Soll ich? Oder soll ich nicht?
Den Job wechseln. Weil sich der aktuelle nicht mehr richtig anfühlt. Die Sehnsucht nach Sinn wird größer, der Gedanke „Vielleicht ein Gesundheitsberuf?“ taucht immer öfter auf. Aber dann kommen die Zweifel: Bin ich nicht zu alt? Schaffe ich das? Passt das überhaupt zu mir? Ines Deuschl vom BFI Oberösterreich kennt diese innere Zerrissenheit. Und sie weiß: Es gibt einen Weg zur Klarheit. In fünf Schritten.

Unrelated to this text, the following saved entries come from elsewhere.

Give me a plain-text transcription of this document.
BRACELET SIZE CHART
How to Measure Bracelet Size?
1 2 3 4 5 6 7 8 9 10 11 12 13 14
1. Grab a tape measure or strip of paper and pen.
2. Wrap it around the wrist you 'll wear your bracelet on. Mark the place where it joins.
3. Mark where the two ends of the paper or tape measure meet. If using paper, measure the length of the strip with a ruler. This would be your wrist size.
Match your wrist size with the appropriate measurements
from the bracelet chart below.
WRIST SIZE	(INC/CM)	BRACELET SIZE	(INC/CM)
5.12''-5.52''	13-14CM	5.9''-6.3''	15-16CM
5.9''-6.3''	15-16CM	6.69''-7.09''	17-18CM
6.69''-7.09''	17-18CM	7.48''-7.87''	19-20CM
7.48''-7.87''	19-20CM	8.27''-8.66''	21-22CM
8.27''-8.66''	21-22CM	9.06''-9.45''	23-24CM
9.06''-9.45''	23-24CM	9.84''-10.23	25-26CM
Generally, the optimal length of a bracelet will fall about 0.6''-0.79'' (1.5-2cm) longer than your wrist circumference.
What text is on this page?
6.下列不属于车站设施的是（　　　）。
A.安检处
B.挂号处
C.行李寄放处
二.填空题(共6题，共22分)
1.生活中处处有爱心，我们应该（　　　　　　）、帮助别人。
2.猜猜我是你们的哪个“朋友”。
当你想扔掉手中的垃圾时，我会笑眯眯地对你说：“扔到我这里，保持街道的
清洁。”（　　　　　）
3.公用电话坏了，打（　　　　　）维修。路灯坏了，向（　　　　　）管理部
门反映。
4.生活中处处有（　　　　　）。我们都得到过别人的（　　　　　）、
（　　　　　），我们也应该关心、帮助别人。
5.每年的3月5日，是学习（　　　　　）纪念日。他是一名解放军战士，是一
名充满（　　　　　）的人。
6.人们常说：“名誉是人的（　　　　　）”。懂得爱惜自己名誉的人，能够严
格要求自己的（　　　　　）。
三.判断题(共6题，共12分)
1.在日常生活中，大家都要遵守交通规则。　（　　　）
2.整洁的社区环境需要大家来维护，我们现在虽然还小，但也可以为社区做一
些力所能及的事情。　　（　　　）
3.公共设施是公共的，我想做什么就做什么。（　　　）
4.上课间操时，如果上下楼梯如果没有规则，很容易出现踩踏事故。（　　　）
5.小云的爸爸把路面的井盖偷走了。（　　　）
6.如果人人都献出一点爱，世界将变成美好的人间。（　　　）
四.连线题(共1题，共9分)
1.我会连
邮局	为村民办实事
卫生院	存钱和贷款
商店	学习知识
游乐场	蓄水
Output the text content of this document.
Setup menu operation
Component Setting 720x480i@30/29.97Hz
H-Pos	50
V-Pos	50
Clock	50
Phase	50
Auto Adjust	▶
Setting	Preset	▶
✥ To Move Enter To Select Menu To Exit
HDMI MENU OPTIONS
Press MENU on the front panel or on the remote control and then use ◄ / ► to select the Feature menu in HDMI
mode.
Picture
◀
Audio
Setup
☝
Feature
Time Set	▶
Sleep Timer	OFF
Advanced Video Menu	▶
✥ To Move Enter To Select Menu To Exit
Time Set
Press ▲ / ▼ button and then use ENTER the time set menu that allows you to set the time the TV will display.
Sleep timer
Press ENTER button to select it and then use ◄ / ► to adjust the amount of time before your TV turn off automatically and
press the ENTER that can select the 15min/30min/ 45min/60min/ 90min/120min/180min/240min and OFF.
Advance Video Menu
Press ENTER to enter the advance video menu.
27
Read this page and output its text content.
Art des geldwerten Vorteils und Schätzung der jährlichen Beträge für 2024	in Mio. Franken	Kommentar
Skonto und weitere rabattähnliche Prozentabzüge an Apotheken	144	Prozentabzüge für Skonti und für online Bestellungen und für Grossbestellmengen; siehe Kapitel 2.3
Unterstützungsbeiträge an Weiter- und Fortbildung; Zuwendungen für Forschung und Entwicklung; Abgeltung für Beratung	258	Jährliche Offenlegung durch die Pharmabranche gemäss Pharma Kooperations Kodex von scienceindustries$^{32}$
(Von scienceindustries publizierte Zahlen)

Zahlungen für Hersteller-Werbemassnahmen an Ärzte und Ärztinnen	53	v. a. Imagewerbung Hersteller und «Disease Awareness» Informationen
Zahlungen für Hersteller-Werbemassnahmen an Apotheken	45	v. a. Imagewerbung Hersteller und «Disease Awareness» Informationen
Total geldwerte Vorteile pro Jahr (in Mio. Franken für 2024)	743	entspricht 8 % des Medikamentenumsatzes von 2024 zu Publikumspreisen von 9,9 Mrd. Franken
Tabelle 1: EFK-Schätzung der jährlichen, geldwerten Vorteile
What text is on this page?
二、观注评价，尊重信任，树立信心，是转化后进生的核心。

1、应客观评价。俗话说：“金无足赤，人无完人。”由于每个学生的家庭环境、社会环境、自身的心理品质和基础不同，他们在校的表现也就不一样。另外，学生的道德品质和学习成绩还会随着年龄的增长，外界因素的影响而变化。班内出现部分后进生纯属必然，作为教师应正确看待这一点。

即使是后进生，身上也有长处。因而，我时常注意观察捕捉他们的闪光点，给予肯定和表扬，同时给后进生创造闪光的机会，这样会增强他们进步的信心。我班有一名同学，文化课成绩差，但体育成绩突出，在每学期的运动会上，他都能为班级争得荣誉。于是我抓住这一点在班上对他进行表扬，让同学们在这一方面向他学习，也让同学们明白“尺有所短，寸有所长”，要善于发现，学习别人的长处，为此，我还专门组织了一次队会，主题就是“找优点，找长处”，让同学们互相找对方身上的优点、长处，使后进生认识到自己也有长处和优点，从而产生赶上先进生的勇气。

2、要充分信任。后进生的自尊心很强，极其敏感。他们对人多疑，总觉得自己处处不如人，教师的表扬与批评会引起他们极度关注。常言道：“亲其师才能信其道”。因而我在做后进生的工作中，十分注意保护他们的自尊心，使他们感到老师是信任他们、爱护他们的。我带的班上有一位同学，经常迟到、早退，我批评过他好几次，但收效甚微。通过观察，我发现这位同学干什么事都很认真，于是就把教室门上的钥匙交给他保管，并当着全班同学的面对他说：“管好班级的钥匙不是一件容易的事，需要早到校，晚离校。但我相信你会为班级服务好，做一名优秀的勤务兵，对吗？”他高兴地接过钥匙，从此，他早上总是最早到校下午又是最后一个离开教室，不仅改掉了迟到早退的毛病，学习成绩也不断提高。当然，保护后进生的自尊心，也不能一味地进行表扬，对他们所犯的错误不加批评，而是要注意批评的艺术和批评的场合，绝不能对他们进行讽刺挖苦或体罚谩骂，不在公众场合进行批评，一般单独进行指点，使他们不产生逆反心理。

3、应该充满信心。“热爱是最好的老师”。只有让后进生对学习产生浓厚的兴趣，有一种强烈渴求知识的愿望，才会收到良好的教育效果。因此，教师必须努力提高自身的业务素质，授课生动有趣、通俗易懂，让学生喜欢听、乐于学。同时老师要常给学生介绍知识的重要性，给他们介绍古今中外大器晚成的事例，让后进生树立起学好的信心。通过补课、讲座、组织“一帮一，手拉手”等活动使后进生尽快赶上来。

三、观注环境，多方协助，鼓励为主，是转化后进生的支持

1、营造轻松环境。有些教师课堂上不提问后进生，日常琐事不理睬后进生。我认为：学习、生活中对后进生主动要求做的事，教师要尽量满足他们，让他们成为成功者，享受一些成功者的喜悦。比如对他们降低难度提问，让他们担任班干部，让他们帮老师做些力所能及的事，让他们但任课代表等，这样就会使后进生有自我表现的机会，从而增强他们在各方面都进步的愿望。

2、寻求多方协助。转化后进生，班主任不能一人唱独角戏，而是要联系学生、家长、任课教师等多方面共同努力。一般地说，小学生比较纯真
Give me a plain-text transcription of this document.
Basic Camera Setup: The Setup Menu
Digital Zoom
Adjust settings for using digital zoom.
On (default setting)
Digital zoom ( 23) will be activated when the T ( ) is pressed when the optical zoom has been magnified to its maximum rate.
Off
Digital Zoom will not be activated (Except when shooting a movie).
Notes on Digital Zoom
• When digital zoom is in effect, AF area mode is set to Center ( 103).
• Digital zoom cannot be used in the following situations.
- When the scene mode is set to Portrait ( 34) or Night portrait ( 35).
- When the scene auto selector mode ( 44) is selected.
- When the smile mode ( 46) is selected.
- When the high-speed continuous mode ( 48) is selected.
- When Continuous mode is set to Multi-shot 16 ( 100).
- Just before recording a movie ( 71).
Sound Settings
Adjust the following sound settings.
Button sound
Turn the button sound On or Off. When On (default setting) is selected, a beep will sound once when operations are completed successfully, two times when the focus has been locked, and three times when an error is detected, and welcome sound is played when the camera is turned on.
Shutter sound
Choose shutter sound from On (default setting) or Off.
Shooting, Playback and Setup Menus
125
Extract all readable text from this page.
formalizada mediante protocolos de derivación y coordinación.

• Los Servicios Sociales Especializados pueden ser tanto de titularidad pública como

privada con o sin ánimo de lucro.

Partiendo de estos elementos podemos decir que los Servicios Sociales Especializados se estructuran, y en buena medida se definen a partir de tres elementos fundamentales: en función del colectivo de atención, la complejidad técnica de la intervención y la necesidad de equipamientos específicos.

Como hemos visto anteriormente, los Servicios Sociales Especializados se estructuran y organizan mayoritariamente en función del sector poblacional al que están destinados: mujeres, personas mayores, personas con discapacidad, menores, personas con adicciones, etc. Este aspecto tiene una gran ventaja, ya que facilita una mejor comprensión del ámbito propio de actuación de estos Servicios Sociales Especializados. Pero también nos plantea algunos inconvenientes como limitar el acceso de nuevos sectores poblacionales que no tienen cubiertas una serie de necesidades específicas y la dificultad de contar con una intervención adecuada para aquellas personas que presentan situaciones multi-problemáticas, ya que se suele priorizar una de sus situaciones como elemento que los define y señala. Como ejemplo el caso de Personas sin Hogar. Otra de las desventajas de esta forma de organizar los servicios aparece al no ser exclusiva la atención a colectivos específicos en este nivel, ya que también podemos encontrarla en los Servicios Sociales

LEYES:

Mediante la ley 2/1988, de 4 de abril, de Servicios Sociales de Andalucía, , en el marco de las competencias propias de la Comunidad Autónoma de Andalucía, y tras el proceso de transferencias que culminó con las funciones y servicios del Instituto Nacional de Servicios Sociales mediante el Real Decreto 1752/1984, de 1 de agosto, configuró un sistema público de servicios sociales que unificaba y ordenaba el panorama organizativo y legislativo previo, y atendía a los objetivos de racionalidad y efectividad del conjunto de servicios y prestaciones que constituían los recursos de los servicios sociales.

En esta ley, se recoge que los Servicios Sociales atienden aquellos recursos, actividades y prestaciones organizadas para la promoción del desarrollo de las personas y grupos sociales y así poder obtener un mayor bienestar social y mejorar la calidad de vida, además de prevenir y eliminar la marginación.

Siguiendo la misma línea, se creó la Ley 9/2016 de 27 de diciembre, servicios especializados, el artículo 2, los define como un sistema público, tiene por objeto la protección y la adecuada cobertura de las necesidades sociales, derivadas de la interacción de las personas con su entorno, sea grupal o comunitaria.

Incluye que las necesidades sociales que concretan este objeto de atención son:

„Ich will Menschen helfen“, „Ich will etwas Sinnvolles tun“ oder „Ich will noch mal neu anfangen“ – Sätze wie diese hört Ines Deuschl täglich, wenn sie Menschen auf dem Weg in Gesundheitsberufe begleitet. Sie leitet am BFI Oberösterreich den Bereich Gesundheit und Soziales. Seit 20 Jahren kennt sie diese Momente, in denen die Sehnsucht nach Veränderung mit der Angst vor dem Unbekannten ringt. „Zwischen dem ersten Gedanken und der Entscheidung liegt oft ein weiter Weg“, sagt sie. Ein Weg voller Fragen, Unsicherheiten, manchmal auch Selbstzweifel. Doch es gibt einen Fahrplan zur Klarheit – fünf Schritte, die helfen, die richtige Entscheidung zu treffen.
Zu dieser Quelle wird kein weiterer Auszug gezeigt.